I was generally with you up until the last paragraph. Although I agree with you about the ideologial roots of the Tea Party (and the interesting parrellels between the movement, and previous outbursts of the Wingnut Right), I would not agree that the Left does not possess a similar conspiracy bent from time to time. Don't forget that the New Left, especially in its more radical wings, gave us the SLA, the Weathermen and several other such organizations. During the later 1960s and early 1970s, as Vietnam continued to drag on, the economy declined, and so forth, conspiracy theories became fairly commonplace on the Left; blame for the current conditions were blamed on everyone from the Rockefeller family to other prominent businessmen.

However, save for periods of high stress, the Left has generally done a better job of jettison its own lunatic fringe than the Right.

Back to the topic at hand, I do agree, that any Liberal *Tea Party movement would resemble the Occupy movement in a lot of its demands and ideology.
 
The Democratic version of the Tea Party for the most part took the form of the Occupy Movement, or at the very least the elements that would make up such a hypothetical movement.

Yes and no.
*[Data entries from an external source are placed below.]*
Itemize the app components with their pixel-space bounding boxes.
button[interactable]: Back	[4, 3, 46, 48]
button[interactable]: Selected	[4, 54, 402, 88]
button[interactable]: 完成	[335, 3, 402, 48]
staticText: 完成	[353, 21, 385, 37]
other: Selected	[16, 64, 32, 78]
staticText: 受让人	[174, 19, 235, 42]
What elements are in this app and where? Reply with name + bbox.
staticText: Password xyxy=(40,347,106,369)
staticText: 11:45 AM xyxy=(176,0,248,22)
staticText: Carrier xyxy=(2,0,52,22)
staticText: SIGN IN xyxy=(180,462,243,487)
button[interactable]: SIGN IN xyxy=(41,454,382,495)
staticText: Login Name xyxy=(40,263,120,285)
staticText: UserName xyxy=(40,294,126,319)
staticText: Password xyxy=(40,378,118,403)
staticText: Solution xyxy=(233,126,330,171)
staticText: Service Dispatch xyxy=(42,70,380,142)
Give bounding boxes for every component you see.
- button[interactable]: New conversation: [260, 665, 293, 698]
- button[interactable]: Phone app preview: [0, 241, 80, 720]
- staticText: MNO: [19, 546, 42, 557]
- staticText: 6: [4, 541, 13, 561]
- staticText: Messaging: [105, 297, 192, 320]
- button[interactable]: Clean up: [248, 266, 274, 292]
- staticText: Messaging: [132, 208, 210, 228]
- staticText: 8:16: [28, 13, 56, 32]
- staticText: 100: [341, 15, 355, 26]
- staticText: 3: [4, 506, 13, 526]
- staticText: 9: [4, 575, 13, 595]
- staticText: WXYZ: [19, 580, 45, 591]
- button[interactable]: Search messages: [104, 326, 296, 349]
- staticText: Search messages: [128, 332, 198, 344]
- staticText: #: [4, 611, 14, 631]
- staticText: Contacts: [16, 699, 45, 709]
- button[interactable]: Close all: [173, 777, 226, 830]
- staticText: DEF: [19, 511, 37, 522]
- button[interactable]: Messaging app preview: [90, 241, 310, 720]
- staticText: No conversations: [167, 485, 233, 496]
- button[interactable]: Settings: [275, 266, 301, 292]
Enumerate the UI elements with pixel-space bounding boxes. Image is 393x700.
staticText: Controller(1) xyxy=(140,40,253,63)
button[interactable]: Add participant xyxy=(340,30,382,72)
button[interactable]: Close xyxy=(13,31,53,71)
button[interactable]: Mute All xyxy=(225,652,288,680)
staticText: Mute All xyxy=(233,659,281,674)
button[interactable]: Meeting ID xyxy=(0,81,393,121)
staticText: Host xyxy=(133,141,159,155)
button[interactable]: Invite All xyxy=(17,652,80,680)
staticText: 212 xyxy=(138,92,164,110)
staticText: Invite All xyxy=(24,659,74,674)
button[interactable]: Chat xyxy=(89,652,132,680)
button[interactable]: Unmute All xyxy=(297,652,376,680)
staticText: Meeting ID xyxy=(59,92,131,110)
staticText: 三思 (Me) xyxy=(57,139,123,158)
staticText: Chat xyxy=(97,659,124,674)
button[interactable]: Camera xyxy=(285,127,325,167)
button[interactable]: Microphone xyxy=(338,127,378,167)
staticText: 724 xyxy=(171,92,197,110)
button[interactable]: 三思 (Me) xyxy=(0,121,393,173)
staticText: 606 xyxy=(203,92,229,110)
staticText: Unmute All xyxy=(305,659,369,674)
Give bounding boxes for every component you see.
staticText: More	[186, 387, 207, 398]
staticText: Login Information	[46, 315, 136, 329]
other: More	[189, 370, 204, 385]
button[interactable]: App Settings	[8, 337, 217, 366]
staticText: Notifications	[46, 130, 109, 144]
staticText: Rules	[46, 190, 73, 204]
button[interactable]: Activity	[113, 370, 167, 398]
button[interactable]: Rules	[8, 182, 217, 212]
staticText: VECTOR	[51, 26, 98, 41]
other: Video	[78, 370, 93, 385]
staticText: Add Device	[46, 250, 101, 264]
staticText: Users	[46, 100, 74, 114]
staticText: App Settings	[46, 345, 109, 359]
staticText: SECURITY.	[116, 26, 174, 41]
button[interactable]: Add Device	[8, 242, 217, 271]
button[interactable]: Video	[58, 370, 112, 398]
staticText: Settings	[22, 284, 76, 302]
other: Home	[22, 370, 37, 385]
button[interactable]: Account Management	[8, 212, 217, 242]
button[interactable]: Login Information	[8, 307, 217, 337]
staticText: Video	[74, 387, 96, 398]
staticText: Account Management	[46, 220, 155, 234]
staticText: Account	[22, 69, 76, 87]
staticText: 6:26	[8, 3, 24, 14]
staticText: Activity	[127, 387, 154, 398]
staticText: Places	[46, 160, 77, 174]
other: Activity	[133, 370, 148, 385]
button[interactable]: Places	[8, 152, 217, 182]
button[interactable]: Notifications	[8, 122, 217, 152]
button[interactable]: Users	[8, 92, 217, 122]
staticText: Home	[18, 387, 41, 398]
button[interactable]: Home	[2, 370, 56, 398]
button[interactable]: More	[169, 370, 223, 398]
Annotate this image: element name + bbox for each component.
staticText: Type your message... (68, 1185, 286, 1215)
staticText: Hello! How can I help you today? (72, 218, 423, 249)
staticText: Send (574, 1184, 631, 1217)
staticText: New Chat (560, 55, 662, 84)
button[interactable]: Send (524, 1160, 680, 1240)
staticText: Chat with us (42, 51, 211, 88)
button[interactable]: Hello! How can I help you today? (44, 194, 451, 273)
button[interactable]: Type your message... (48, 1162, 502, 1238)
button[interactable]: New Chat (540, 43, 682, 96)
Two major features distinguishing Occupy from the Tea Party is its disdain for electoral politics and refusal to identify with any major party. I've heard just as many harsh things said in Occupy about Democrats as I have heard stuff aimed at the GOP. I think the big reason why the anti-two party attitude exists is partially because of the co-option of the Tea Party happening in 2009 and 2010 along with Obama's perceived failures. If you don't have the Tea Party movement happening in 2008-2009 and you have something similar to Occupy starting up at the same time I think they'll be much more identifiably with the Democratic Party and focusing on elections, candidates, and voting than it did OTL.
 
Kerry would have three real problems by 2008:
1. There would be Katrina in 2005.
2. His withdrawal from Iraq would also be controversial - and if it becomes chaotic, then that raises new issues for the Democrats.
3. Then the financial meltdown of 2008 happens on his watch.